A tennis player hits a 0.1-kilogram tennis ball with her racket from the north end of court. Her racket was traveling at 65 kilometers per hour. The ball accelerated at a rate of 10 meters per second squared. The ball hits the floor on the south and of the tennis court. The floor sends the ball toward the tennis player's opponent with the same acceleration. How much force did the floor on the south and of the court exert on the ball?
To find the force exerted by the floor on the ball, we can use Newton's second law of motion, which states that the force (F) is equal to the mass (m) multiplied by the acceleration (a).
Given:
Mass of the tennis ball (m) = 0.1 kg
Acceleration of the ball (a) = 10 m/s^2
First, we need to find the initial velocity of the ball after it hits the floor on the south end of the court. To do this, we can use the equation:
Final velocity (Vf) = Initial velocity (Vi) + (acceleration * time)

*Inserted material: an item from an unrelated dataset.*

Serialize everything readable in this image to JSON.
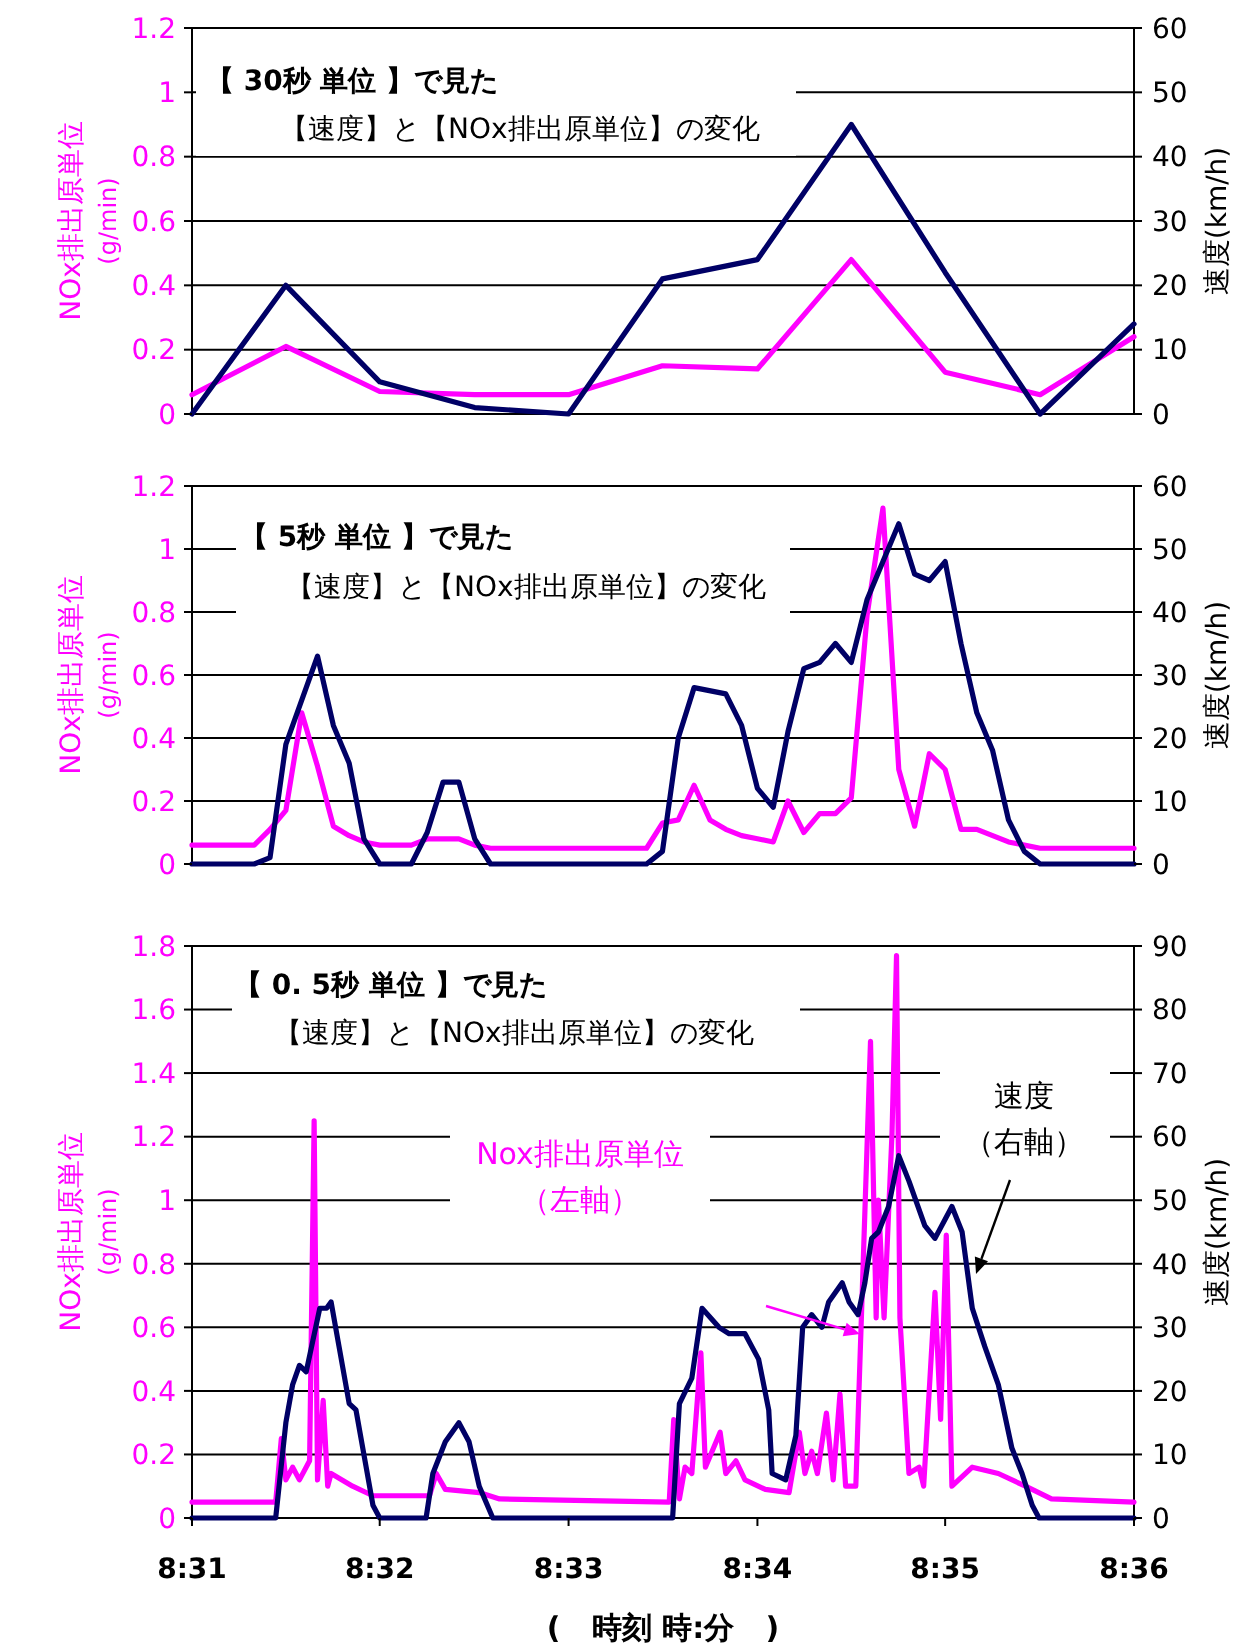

Since the initial velocity (Vi) is 0 (as the ball hits the floor from a stationary position), the equation becomes:
Vf = 0 + (10 m/s^2 * time)
We can rearrange this equation to solve for time:
time = Vf / (10 m/s^2)
Given that the racket was traveling at 65 kilometers per hour, we need to convert it to meters per second:
65 km/h = 65,000 m / 3600 s = 18.06 m/s (approximately)
Plugging in this value for Vf:
time = 18.06 m/s / (10 m/s^2) = 1.806 seconds
Now we can find the force exerted by the floor using Newton's second law:
Force (F) = mass (m) * acceleration (a)
F = 0.1 kg * 10 m/s^2
F = 1 N
Therefore, the floor on the south end of the court exerts a force of 1 Newton on the tennis ball.